Friday, October 5, 2007

Letter from Salim Senkan

Dear Jack:

It has been a week or so that I learned of your health ordeals and have accumulated enough courage to write now. I am terribly saddened by the situation and really do not know what to say, except to remind myself how lucky I have been to have a friend like you. I still remember the times when you were there for me at MIT when I started my career in combustion, then helping me at various stages in my academic career with your supportive letters and words. I also vividly remember the colloquia we had on your retirement, when I still felt like a graduate student. Your youthful appearance, which hardly changed over the years, made many of the colloquia attendees jealous. The current situation reminds me again how lucky we all are to have lived meaningful and productive lives with our friends and loving families. Nevertheless, time is unstoppable. I started looking at the mirror and ask: Who is this old man? What happened to the young Selim I used to know? There is an old saying in Turkish "Getting old is the price we pay for living". To this I add a corollary "Our lives are made by the choices and friends we make during this journey". In my case, I had the fortune to have your friendship. I am not sure when we will meet again, but my thoughts are with you and with your family. My best wishes and warmest regards.

Your friend Selim Senkan

PS: Happy 70th birthday soon.

Letter from Howard Palmer

Dear Jack,

I heard from Yaw Yeboah about your brain tumor and then shortly after that I received a copy of Phil Westmoreland’s helpful email, after which I accessed your blog, with all its information and wonderful messages from your students and colleagues, including a number of prayers and many words of encouragement for you and Carolyn and your children. I am enormously impressed and moved by what I have been reading, and I just want to add my bit.

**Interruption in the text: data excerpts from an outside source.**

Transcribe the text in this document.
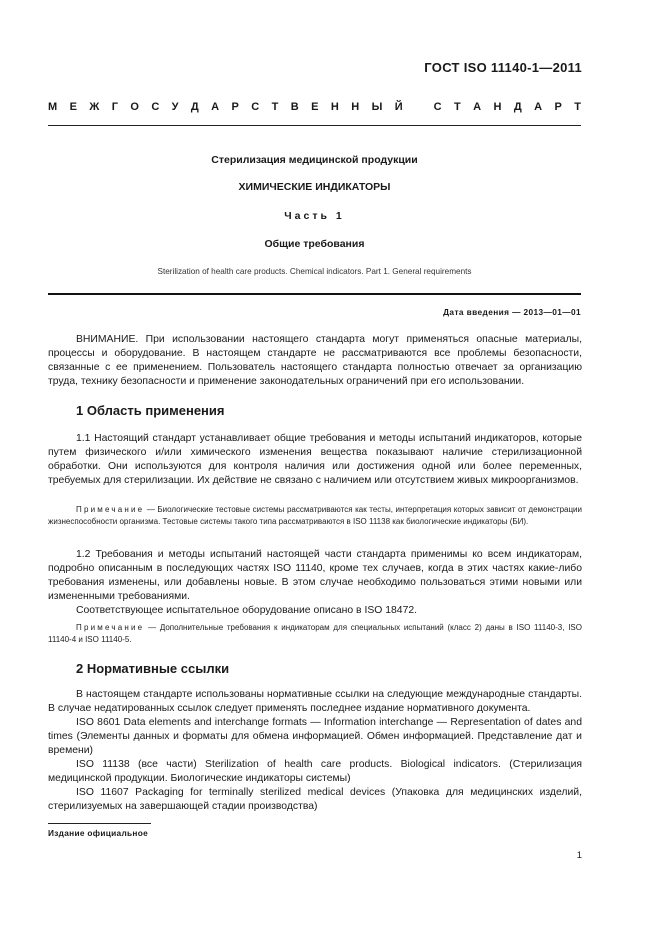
ГОСТ ISO 11140-1—2011
М Е Ж Г О С У Д А Р С Т В Е Н Н Ы Й
	С Т А Н Д А Р Т
Стерилизация медицинской продукции
ХИМИЧЕСКИЕ ИНДИКАТОРЫ
Часть 1
Общие требования
Sterilization of health care products. Chemical indicators. Part 1. General requirements
Дата введения — 2013—01—01
ВНИМАНИЕ. При использовании настоящего стандарта могут применяться опасные материалы, процессы и оборудование. В настоящем стандарте не рассматриваются все проблемы безопасности, связанные с ее применением. Пользователь настоящего стандарта полностью отвечает за организацию труда, технику безопасности и применение законодательных ограничений при его использовании.
1 Область применения
1.1 Настоящий стандарт устанавливает общие требования и методы испытаний индикаторов, которые путем физического и/или химического изменения вещества показывают наличие стерилизационной обработки. Они используются для контроля наличия или достижения одной или более переменных, требуемых для стерилизации. Их действие не связано с наличием или отсутствием живых микроорганизмов.
Примечание — Биологические тестовые системы рассматриваются как тесты, интерпретация которых зависит от демонстрации жизнеспособности организма. Тестовые системы такого типа рассматриваются в ISO 11138 как биологические индикаторы (БИ).
1.2 Требования и методы испытаний настоящей части стандарта применимы ко всем индикаторам, подробно описанным в последующих частях ISO 11140, кроме тех случаев, когда в этих частях какие-либо требования изменены, или добавлены новые. В этом случае необходимо пользоваться этими новыми или измененными требованиями.
Соответствующее испытательное оборудование описано в ISO 18472.
Примечание — Дополнительные требования к индикаторам для специальных испытаний (класс 2) даны в ISO 11140-3, ISO 11140-4 и ISO 11140-5.
2 Нормативные ссылки
В настоящем стандарте использованы нормативные ссылки на следующие международные стандарты. В случае недатированных ссылок следует применять последнее издание нормативного документа.
ISO 8601 Data elements and interchange formats — Information interchange — Representation of dates and times (Элементы данных и форматы для обмена информацией. Обмен информацией. Представление дат и времени)
ISO 11138 (все части) Sterilization of health care products. Biological indicators. (Стерилизация медицинской продукции. Биологические индикаторы системы)
ISO 11607 Packaging for terminally sterilized medical devices (Упаковка для медицинских изделий, стерилизуемых на завершающей стадии производства)
Издание официальное
1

The main thing I want to say is that one of the prouder and happier moments in my professional life was when I learned from Hoyt Hottel that you were getting tenure at MIT and that my input had quite a bit to do with it. Probably not nearly as much as Hoyt’s, but still…..I’m proud of that. And of course enormously proud of your career as a Penn State Fuel Science PhD (even though I wasn’t your advisor).

You are a gifted teacher, mentor, researcher, writer, and I am sure that you are one of the most admired and affectionately regarded members of the MIT faculty. I think that also applies to the fuels/energy/combustion/materials community at large. I don’t know much about your entrepeneurship, but I have no doubt that it also is outstanding. And I happen to know that personally you are one of the finest people around. And, I judge, one of the most courageous.

God bless you, Carolyn, and your family. I have you in my own prayers.